1 December 2019

The letter of the lore

Letter of the lore
Picture of David Ahern

David Ahern

Current editor of The Majellan, David has spent more than 40 years as an editor/journalist

Speaking at the Newcastle Writers Festival in 2018, writer, actor, director and pilgrim, Ailsa Piper, said, “The really elevated conversation is the letter.” Ailsa should know – in 2017 she and her unlikely but dear friend, Monsignor Tony Doherty, had published The Attachment, a compelling record of email conversation over several years and a number of significant life events.

Technically, emails are not letters – they have no handwriting, or stamps, or carefully chosen stationery. They lack the weight of a letter, and a hopeful dash to the computer is not the same as a hopeful dash to the letterbox! However, email has a redeeming ‘to and fro-ness’. How often have the letter writers among you struggled to remember what you actually said about ‘X’, or whether you even mentioned it in your last letter? Email solves the dilemma.

I love to write and to receive ‘real letters’. One doesn’t work without the other. Even when email’s available, I write letters, choose cards, even use the beautiful image from a card I’ve been sent as an impromptu postcard.       

When she married, my mother moved almost four hundred miles from her family. While there was a phone at home, long distance calls were reserved for very good or very bad news, not for long rambling chats. Regular communication was by letter, on plain ruled pages – to and fro regularly. As more of the family moved away, my grandmother had more letters to write – always at night, when other jobs had been done.

When I stayed with Nanna as a little girl, I loved to wait for Joe the postman on his pushbike. I must have made an impression on Joe because he gave me a doll whom I named Joanne in his honour. Like me, Joanne’s past her best but I still cherish her.

Despite the lack of technology, characters in novels by authors such as Jane Austen are constantly writing and receiving notes. Sometimes an invitation is issued and the reply received on the same day!

Of course, Facebook is more efficient but somewhat charmless.

One of my recent ‘bringing order to my life’ tasks was sorting boxes of correspondence. They went back decades – truly! It was not a chore at all; in fact, other more important tasks were shelved as I immersed myself in the past. The point of the exercise was to declutter, and that happened, but more importantly, I was reminded of long lost friends, special birthdays and other occasions that warranted a card or better still, a long and rambling letter.

It led to a resolve to write to family members and close friends more regularly.

One of the tasks of libraries is to collect and preserve the papers of those who have made a significant contribution to society. This has usually included correspondence, personal and professional. For example, the National Library of Australia holds the thousands of letters sent to Lindy Chamberlain after the death of her infant daughter Azaria.

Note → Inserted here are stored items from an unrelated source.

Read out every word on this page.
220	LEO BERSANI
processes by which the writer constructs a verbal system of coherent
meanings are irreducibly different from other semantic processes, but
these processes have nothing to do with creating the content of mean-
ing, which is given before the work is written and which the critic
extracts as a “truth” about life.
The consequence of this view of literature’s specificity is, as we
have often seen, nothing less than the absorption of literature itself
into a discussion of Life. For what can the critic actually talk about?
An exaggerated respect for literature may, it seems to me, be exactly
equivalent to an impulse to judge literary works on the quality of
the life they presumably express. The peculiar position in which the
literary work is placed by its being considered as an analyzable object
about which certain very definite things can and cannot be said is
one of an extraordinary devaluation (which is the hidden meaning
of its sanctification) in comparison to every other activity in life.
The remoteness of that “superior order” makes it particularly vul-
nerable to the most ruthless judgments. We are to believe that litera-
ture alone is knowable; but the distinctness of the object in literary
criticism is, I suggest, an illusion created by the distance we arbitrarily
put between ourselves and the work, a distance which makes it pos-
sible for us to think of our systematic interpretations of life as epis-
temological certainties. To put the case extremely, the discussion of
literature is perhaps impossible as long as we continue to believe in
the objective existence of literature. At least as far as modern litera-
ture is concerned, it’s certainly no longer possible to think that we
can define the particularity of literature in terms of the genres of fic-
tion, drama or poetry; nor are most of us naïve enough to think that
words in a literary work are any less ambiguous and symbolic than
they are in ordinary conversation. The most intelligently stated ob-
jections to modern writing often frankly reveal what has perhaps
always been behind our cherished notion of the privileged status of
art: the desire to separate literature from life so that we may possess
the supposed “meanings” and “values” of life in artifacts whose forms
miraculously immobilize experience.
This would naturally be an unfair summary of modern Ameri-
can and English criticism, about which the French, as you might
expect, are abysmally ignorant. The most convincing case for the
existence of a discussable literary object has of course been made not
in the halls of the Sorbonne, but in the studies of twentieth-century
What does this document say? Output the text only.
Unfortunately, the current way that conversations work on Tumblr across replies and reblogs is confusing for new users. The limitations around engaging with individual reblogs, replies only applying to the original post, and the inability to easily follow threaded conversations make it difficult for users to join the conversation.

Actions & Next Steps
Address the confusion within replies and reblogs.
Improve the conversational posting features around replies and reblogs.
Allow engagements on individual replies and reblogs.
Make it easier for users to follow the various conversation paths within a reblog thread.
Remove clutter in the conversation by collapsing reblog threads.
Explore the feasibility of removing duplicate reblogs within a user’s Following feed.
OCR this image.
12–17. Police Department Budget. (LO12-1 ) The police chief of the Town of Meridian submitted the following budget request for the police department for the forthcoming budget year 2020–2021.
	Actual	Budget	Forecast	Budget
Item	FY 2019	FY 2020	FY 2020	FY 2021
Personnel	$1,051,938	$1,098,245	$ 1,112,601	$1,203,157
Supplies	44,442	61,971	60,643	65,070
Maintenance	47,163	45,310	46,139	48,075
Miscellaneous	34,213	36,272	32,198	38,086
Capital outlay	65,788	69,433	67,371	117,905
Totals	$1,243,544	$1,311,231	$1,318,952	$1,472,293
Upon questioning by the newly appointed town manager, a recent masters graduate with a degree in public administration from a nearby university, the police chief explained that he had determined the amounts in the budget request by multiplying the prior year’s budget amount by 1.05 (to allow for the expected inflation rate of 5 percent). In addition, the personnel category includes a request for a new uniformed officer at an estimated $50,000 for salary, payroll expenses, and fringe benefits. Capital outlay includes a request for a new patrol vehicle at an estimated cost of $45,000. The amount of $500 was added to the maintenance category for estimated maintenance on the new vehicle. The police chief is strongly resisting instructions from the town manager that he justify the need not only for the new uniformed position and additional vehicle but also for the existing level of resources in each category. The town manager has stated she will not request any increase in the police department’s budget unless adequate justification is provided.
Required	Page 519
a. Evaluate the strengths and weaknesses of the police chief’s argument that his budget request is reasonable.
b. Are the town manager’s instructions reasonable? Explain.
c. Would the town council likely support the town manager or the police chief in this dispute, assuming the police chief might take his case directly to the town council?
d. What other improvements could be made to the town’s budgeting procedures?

From those letters, playwright Alana Valentine wrote Letters to Lindy, exploring the response of a nation to a tragic scenario.

German writer Johann Wolfgang von Goethe wrote, “Letters are among the most significant memorial a person can leave behind them.” While emails capture thoughts and ideas, they lack the authenticity of handwritten or even typed letters. Emails are untouched by human hands! It’s quite possible though that the time when an individual’s correspondence will be entirely digital – and something precious will have been lost.

Think of the significance of your grandparents’ love letters, letters written home by soldiers on battlefields, travellers’ tales and letters of sympathy.

Traditionally, the second reading at Sunday Mass was called the epistle, because it was an actual letter. Most of the epistles were written by Paul, that most indefatigable of travellers, and others were scribed by James, Peter, John and Jude. I remember when I first realised that, for example, “The Letter to the Corinthians” was an actual letter written by Paul, delivered to the people of Corinth and carefully preserved for our edification, millennia later.

If you have saved significant letters, spend some time rereading them – you won’t regret it. And better still, write to a friend or family member and make their day!           

Gotta go, I hear the postperson!  

Sidebar

One unexpected consequence of my correspondence-sorting exercise was unearthing cards and letters from a former colleague with whom there had been a sad falling out. She had long moved away, but was contactable. I emailed (I didn’t have a postal address) and expressed my regret at what had happened, owned my responsibility and wished her well.

I was reminded of an experience Caroline Jones shares in An Authentic Life: Finding Meaning and Spirituality in Everyday Life (ABC Books1998). “[As part of a personal development course] We had to recall unresolved situations in our lives, and imagine focusing on them with love rather than bitterness….After…imaginary exercises in our small group sessions, we were invited to try it out in the real world by revisiting an unhappy situation and making our peace with it by asking forgiveness.”   

For Caroline and for me, all ended well.